We are now in a new minibus with a new driver/guide named Willy (not his Icelandic name which was too hard to pronounce) and 10 other people.  We are going to spend the day exploring the Snaefellsnes Peninsula, described as having all the beautiful aspects of Iceland in one place. The best thing of this change is that Willy provides us in one day a significant amount of information about Icelandic History and way of life that we had not gotten before.

Our tour begins at a beautiful beach where large seals lounge on the rocks.  That is followed by a stop at a very old church reflecting both the austere backdrop and the no-frills lutheran structure. 

At another cove, we walk along the top of the cliffs with both a large numbers of arctic terns, whom we dare not disturb as they are known here for diving and pecking the heads of their perceived enemies (I know that well from our earlier encounter with them in Norway) and even larger number of sea gulls nesting in the crevices of the rocky cliffs along the shore.  The sightlines out across the water are beautiful and Bill remarks that there are strangely no white caps on the waves lapping the coast due to the calm waters.

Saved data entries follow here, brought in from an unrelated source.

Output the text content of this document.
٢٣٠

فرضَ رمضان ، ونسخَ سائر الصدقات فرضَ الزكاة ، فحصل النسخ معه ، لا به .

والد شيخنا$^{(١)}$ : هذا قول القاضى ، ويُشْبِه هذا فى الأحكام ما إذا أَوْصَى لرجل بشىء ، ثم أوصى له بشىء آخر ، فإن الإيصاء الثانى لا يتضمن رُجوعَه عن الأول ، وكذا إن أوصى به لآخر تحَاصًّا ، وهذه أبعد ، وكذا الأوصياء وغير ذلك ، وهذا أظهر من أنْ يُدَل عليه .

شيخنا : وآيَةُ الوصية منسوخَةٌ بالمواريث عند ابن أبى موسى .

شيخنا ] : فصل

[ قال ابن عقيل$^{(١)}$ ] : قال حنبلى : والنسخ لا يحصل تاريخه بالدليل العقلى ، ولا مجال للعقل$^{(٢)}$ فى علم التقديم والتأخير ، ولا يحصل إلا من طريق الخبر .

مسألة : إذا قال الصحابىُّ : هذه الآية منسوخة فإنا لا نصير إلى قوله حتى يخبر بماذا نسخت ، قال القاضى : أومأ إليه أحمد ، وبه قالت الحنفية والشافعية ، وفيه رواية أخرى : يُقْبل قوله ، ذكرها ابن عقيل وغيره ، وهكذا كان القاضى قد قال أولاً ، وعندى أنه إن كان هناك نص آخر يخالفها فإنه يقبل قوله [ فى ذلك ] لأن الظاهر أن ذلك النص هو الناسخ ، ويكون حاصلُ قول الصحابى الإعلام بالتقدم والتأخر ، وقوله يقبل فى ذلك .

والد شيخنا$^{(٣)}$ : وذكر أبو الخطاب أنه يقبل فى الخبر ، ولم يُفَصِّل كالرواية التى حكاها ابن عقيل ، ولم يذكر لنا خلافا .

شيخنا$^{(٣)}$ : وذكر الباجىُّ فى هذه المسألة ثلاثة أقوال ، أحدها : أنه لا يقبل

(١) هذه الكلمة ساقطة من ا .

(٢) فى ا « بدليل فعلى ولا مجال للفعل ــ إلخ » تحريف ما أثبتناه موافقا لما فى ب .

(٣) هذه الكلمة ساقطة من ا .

Then on to unpronounceable Djupalonssandur where a ship was wrecked in WWII and its remains are still visible on the black sand beach.  We stop at the town to Arnastapi for a break as we circle around the remains of the glacier which once covered this whole region.  Basically, the whole area is extremely scenic so wherever you look is interesting.

The site of a number of shipwrecks

Our guide takes us to the famous site of a mountain that looks like a church and so is called Kirkjufell referencing the church-like structure and the waterfall beneath it.

The Kirkjufell

And then back to Reykjavik for our last few days. It has been wonderful dawdling in this beautiful land so distant from our usual lives.